El alcalde de Medellín canceló el lanzamiento de un libro en nombre de la legalidad. El alcalde de Medellín ordenó borrar un mural en nombre de la justicia. El alcalde de Medellín derribó un edificio en nombre de la memoria. Estos tres hechos abren una conversación sobre la ciudad misma: Medellín, cada vez más, se aleja de ser un proyecto colectivo para convertirse en un cuadrilátero; nosotros aquí, ustedes allá. 

Si defiendes la publicación de un libro sobre el M-19, comulgas con la lucha armada; si tu arte es un grito de reparación, cállate que ese reclamo no es el mío; y así el debate se va resbalando hasta arengar desde una esquina ‘la ciudad ya no les pertenece’ para contestar, desde la otra, ‘ya la recuperamos’. 

Las ciudades se entienden por ser lugares de trueque de palabras, de deseos, de

recuerdos, como diría Italo Calvino; la ciudad es un organismo complejo que prospera gracias a la diversidad de usos y la interacción humana espontánea, como anotaría Jane Jacobs; pero —sobre todo— porque las ciudades no tienen dueño, ni nadie se puede arrogar el derecho de definir o limitar esos intercambios que, en ocasiones, nos pueden resultar incómodos y hartos.

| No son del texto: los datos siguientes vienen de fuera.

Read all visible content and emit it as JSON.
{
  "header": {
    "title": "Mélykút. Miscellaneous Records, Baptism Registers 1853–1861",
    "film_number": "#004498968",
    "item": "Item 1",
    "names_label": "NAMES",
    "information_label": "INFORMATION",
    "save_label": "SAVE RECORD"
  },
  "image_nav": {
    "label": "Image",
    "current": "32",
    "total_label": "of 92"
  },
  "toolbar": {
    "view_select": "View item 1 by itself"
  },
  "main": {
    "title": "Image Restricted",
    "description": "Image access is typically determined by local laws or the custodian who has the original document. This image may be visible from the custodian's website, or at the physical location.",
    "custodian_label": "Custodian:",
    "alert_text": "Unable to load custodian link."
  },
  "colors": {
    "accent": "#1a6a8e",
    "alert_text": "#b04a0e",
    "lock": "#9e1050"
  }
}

Medellín se salvó a sí misma con conversaciones incómodas. Sin pactos, pero con la capacidad extraordinaria de María Emma Mejía —y otros— de escuchar y entender al diferente. Hoy esta ciudad que amamos está entrando en la categoría de incomprendida, porque pareciera que el éxito de una cifra de turistas nos está ahogando en nuestros propios problemas. Como si esas externalidades negativas fueran ajenas. 

Corría el año 2019 cuando una carga explosiva oficial derribó el edificio Mónaco de Pablo Escobar. En los meses previos se conocieron cantidades de fotos de turistas en la portería o vídeos de otros más excéntricos que lograban infiltrarse por la estructura en ruinas. “Estoy convencido de que todos los símbolos de la ilegalidad en Medellín tienen que caer”, afirmó el entonces alcalde de Medellín, Federico Gutiérrez. 

Hoy ese número de visitantes extranjeros ha crecido exponencialmente. Cualquier operador turístico puede dar fe que, así a vuelo de pájaro, que 7 de cada 10 extranjeros aún preguntan por un recorrido que visite algún resquicio de Escobar. Mientras tanto, el porcentaje de quienes recorren el Museo Casa de la Memoria o el parque Inflexión no representa ni una mínima parte de quienes compran los souvenirs del extinto capo que se exhiben en los ventorrillos de los principales atractivos turísticos de Medellín. 

Seguir en esa lógica de confrontación y eliminación del otro es tan tozudo como los ejemplos dados en esta columna: hoy todo el mundo habla del libro censurado que estaba destinado a llenarse de polvo, el mural borrado fue replicado en cientos de paredes y el relato narco no cayó con un edificio. El problema de fondo es el deterioro en la conversación ciudadana. Medellín ya está empezando a pagar muy caro el precio de una década de este modelo que busca zanjar cualquier discusión con un ‘y punto’.